For injectable system development, high molecular weight SA, NaHA, and Cs polymers were selected, with ZOL serving as the therapeutic agent. Viscometry determined optimal SA/NaHA concentrations and volumetric ratios prior to hydrogel formation. The hydrogel network was formed via ionic cross-linking with CaSO₄.

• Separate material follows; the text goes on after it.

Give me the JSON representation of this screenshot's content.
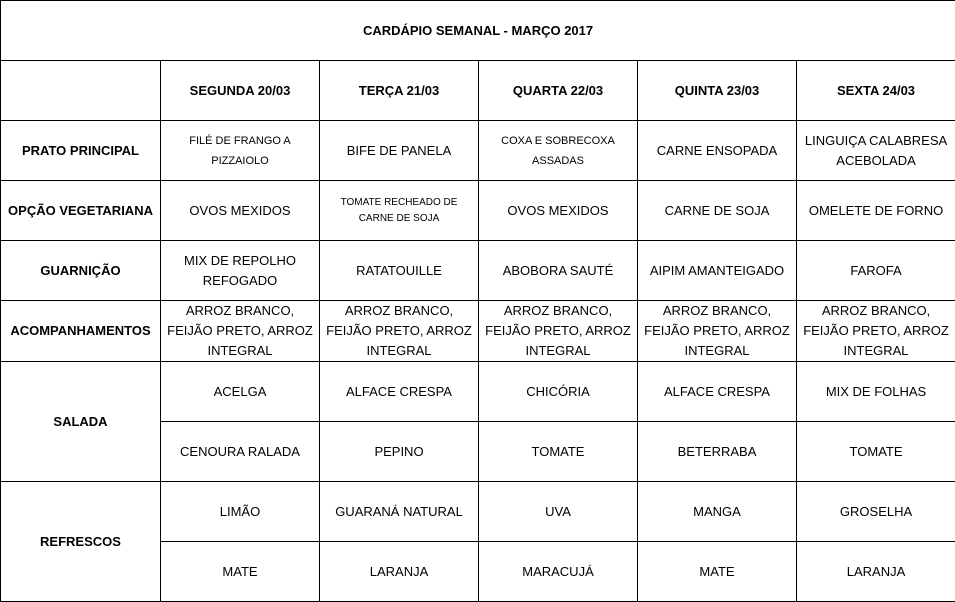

Subsequently, Cs-Ps were prepared via ionotropic emulsion gelation. Particle characteristics (including size, PDI, and zeta potential) were evaluated by Dynamic Light Scattering (Malvern, UK), confirming parameters essential for ionic binding with ZOL. The microparticles obtained were loaded with ZOL, with a loading capacity of 10% of mPs mass. The loaded particles were then incorporated into the hydrogel network.

At all stages of system development, cytotoxicity and cytocompatibility studies of its components were conducted using a primary human chondrocyte cell line. The obtained data indicate the absence of acute toxicity.

The results confirm the feasibility of obtaining a biocompatible SA/NaHA-based system for subsequent loading with ZOL-containing Cs-mPs and its application as a therapeutic agent for osteoarthritis treatment.